Professor Robert Eckel

ADA President of Medicine & Science Emeritus Professor Robert Eckel has called for the establishment of a new subspecialty of cardiometabolic medicine.

Speaking at the ADA Scientific Sessions in his presidential address, Professor Eckel challenged his audience as to who would look after a typical patient such as a 48-year-old woman with obesity and type 2 diabetes admitted for increasing chest pain.

He said the patient was diagnosed with non-STEMI and treated with a drug eluting stent and discharged on a cocktail of additional lipid-lowering, antihypertensive and antiplatelet medications. But her ongoing management was a moot point.

Who would manage her goals for HbA1c, lipids, blood pressure, and lifestyle issues including weight reduction, he asked.

“Who’s going to take care of this woman? Can the cardiologist assess and manage the metabolic aspects of her CVD risk including the potential serious adverse effects of these medications?

“And of course, the endocrinologist has limited ability to deal with recurrent angina, a cardiac rhythm disturbance or advancing HF if they occur.”

“The overlap of these metabolic disorders with CVD is a graded relationship, strong and contributes in a major way to reversing the decades long trend downward of reduced CVD mortality,” he said.

Professor Eckel and colleagues, including Dr Michael Blaha from John Hopkins, are already developing a training program that will provide clinicians with the ability to deliver more comprehensive care to the growing number of people with complex cardiometabolic disease.

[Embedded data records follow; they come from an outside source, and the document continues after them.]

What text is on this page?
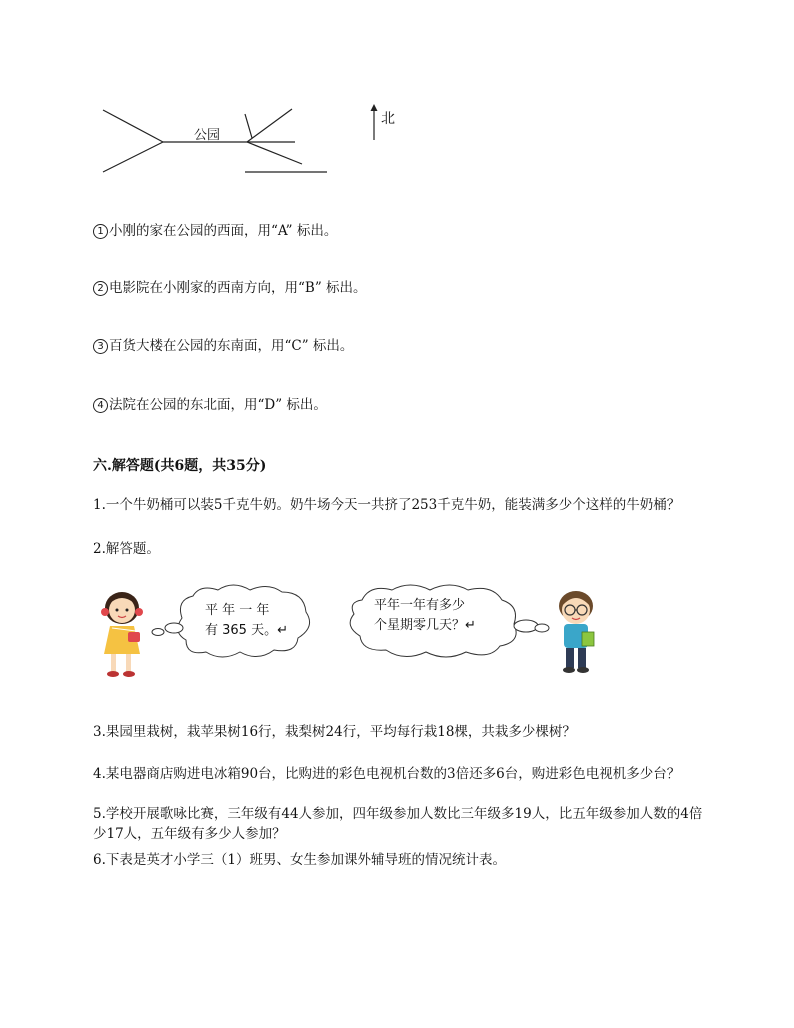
公园
北
1 小刚的家在公园的西面，用“A” 标出。
2 电影院在小刚家的西南方向，用“B” 标出。
3 百货大楼在公园的东南面，用“C” 标出。
4 法院在公园的东北面，用“D” 标出。
六.解答题(共6题，共35分)
1.一个牛奶桶可以装5千克牛奶。奶牛场今天一共挤了253千克牛奶，能装满多少个这样的牛奶桶？
2.解答题。
平 年 一 年
有 365 天。↵
平年一年有多少
个星期零几天？↵
3.果园里栽树，栽苹果树16行，栽梨树24行，平均每行栽18棵，共栽多少棵树？
4.某电器商店购进电冰箱90台，比购进的彩色电视机台数的3倍还多6台，购进彩色电视机多少台？
5.学校开展歌咏比赛，三年级有44人参加，四年级参加人数比三年级多19人，比五年级参加人数的4倍少17人，五年级有多少人参加？
6.下表是英才小学三（1）班男、女生参加课外辅导班的情况统计表。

The proposed three-year program will include preventive cardiology, metabolic aspects of endocrinology and metabolism, hepatology, nephrology, lifestyle and obesity medicine and be underpinned by research.

Professor Eckel, from the division of endocrinology, metabolism and diabetes and the division of cardiology at the University of Colorado, said the program would likely take 10-15 years to establish and initially grow out of existing fellowship training programs in cardiology and endocrinology and metabolism.